What is justice?

Oxford Dictionary: "the maintenance of legal, moral or social principles by the exercise of authority or power; the assignment of deserved reward or punishment; just deserts".

Proverbs 22:8 "Whosoever sows injustice shall reap calamity and the rod of anger will fail".

Jesus said, in the Sermon on the Mount: "Judge not that ye be not judged" (Matthew 7)

The judicial oath sworn by magistrates says: I swear that I will  do right to all manner of people after the laws and usages of the Realm without fear or favour, affection or ill will.

Who dispenses it, and who do they dispense it to?  

In this country highly educated and still predominantly white male judges (though this is changing) deal with about 5% of criminal cases, dispensing ‘justice' to predominantly poor, ill-educated, dysfunctional young men, many from black and minority ethnic groups.

95% of cases are dealt with by unpaid local magistrates (still also known as Justices of the Peace, a public duty dating from the 14th century), somewhat more representative of the people they judge, almost 50/50 male and female, from a variety of backgrounds and occupations.

But is this ‘judgment by your peers' and should it be? How do you balance the principles of being legally competent against judgement by your peers? 

Equality before the law?

Should justice be absolutely predictable in the way of the Old Testament, i.e. "an eye for an eye and a tooth for a tooth", or should sentences differ because of the circumstances of the perpetrator and of the offence itself?  Is the outcome more important than the intent?  For example, your car skids on a patch of ice and hits a child in a push chair, and it dies (likely sentence: a fine or community penalty for careless driving); a young man steals a car and drives recklessly, hits a child in a push chair, and it dies (likely sentence: prison sentence for causing death by dangerous driving, anything up to ten years).  Outcome identical - or is it? How does the mother feel in each of those cases? How should we regard the driver? Why did they get such  different sentences when the outcome was the same? What is the ‘public perception' about justice and ‘just deserts' in such cases?
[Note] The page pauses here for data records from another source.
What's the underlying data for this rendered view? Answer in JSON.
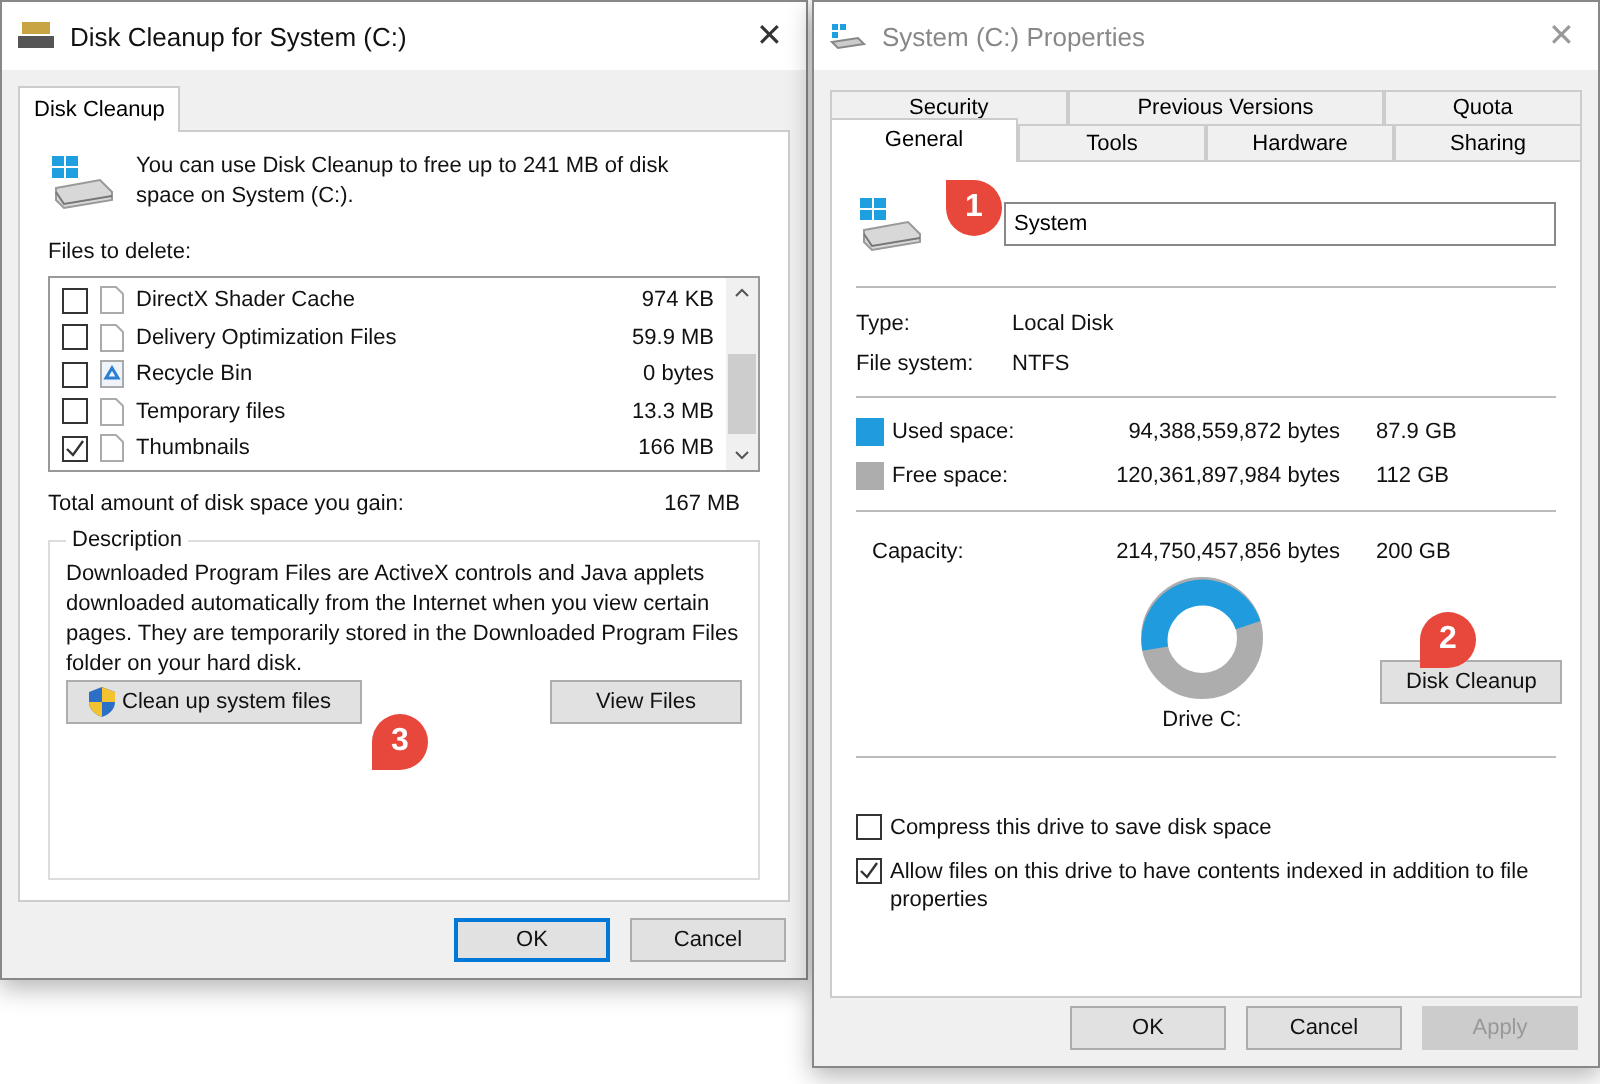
{
  "cleanup_window": {
    "title": "Disk Cleanup for System (C:)",
    "close": "✕",
    "tabs": [
      {
        "label": "Disk Cleanup",
        "selected": true
      }
    ],
    "intro": "You can use Disk Cleanup to free up to 241 MB of disk space on System (C:).",
    "files_label": "Files to delete:",
    "files": [
      {
        "kind": "file",
        "name": "DirectX Shader Cache",
        "size": "974 KB",
        "checked": false
      },
      {
        "kind": "file",
        "name": "Delivery Optimization Files",
        "size": "59.9 MB",
        "checked": false
      },
      {
        "kind": "recycle",
        "name": "Recycle Bin",
        "size": "0 bytes",
        "checked": false
      },
      {
        "kind": "file",
        "name": "Temporary files",
        "size": "13.3 MB",
        "checked": false
      },
      {
        "kind": "file",
        "name": "Thumbnails",
        "size": "166 MB",
        "checked": true
      }
    ],
    "total_label": "Total amount of disk space you gain:",
    "total_value": "167 MB",
    "description_title": "Description",
    "description": "Downloaded Program Files are ActiveX controls and Java applets downloaded automatically from the Internet when you view certain pages. They are temporarily stored in the Downloaded Program Files folder on your hard disk.",
    "actions": [
      {
        "kind": "shield",
        "label": "Clean up system files"
      },
      {
        "kind": "plain",
        "label": "View Files"
      }
    ],
    "buttons": [
      {
        "label": "OK",
        "default": true
      },
      {
        "label": "Cancel",
        "default": false
      }
    ]
  },
  "properties_window": {
    "title": "System (C:) Properties",
    "close": "✕",
    "tabs_back": [
      {
        "label": "Security",
        "selected": false
      },
      {
        "label": "Previous Versions",
        "selected": false
      },
      {
        "label": "Quota",
        "selected": false
      }
    ],
    "tabs_front": [
      {
        "label": "General",
        "selected": true
      },
      {
        "label": "Tools",
        "selected": false
      },
      {
        "label": "Hardware",
        "selected": false
      },
      {
        "label": "Sharing",
        "selected": false
      }
    ],
    "name_value": "System",
    "info": [
      {
        "label": "Type:",
        "value": "Local Disk"
      },
      {
        "label": "File system:",
        "value": "NTFS"
      }
    ],
    "space": [
      {
        "label": "Used space:",
        "bytes": "94,388,559,872 bytes",
        "size": "87.9 GB",
        "color": "#1f9bde"
      },
      {
        "label": "Free space:",
        "bytes": "120,361,897,984 bytes",
        "size": "112 GB",
        "color": "#adadad"
      }
    ],
    "capacity": {
      "label": "Capacity:",
      "bytes": "214,750,457,856 bytes",
      "size": "200 GB"
    },
    "drive_label": "Drive C:",
    "cleanup_button": "Disk Cleanup",
    "options": [
      {
        "label": "Compress this drive to save disk space",
        "checked": false
      },
      {
        "label": "Allow files on this drive to have contents indexed in addition to file properties",
        "checked": true
      }
    ],
    "buttons": [
      {
        "label": "OK",
        "disabled": false
      },
      {
        "label": "Cancel",
        "disabled": false
      },
      {
        "label": "Apply",
        "disabled": true
      }
    ]
  },
  "callouts": [
    {
      "number": "1"
    },
    {
      "number": "2"
    },
    {
      "number": "3"
    }
  ]
}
Justice for victims of crime

How does our adversarial system affect victims?  Who is a victim of crime? And what are the  pros and cons of involving victims in justice? Does punishing one person help another? What do you know about Restorative Justice (www.restorativejustice.org.uk).   

Restorative Justice is a process whereby:

  1. All the parties with a stake in a particular conflict or offence come together to resolve collectively how to deal with the aftermath of the conflict or offence and its implications for the future, and;
  2. Offenders have the opportunity to acknowledge the impact of what they have done and to make reparation and victims have the opportunity to have their harm or loss acknowledged and amends made."

Mad, bad or sad?

Should we demand that people with mental health problems are dealt with outside the CJS?  Should we demand that people with addictions, dysfunctional family lives, deprived childhoods, impoverished backgrounds, are dealt with by social services?

Of the current 80,000 people in our prisons (far more than any other country in Europe per capita), that would account for an estimated 80%. We could then spend time and resources on the 20% who really need reform and rehabilitation.  What is the function of the prison and do we really need them?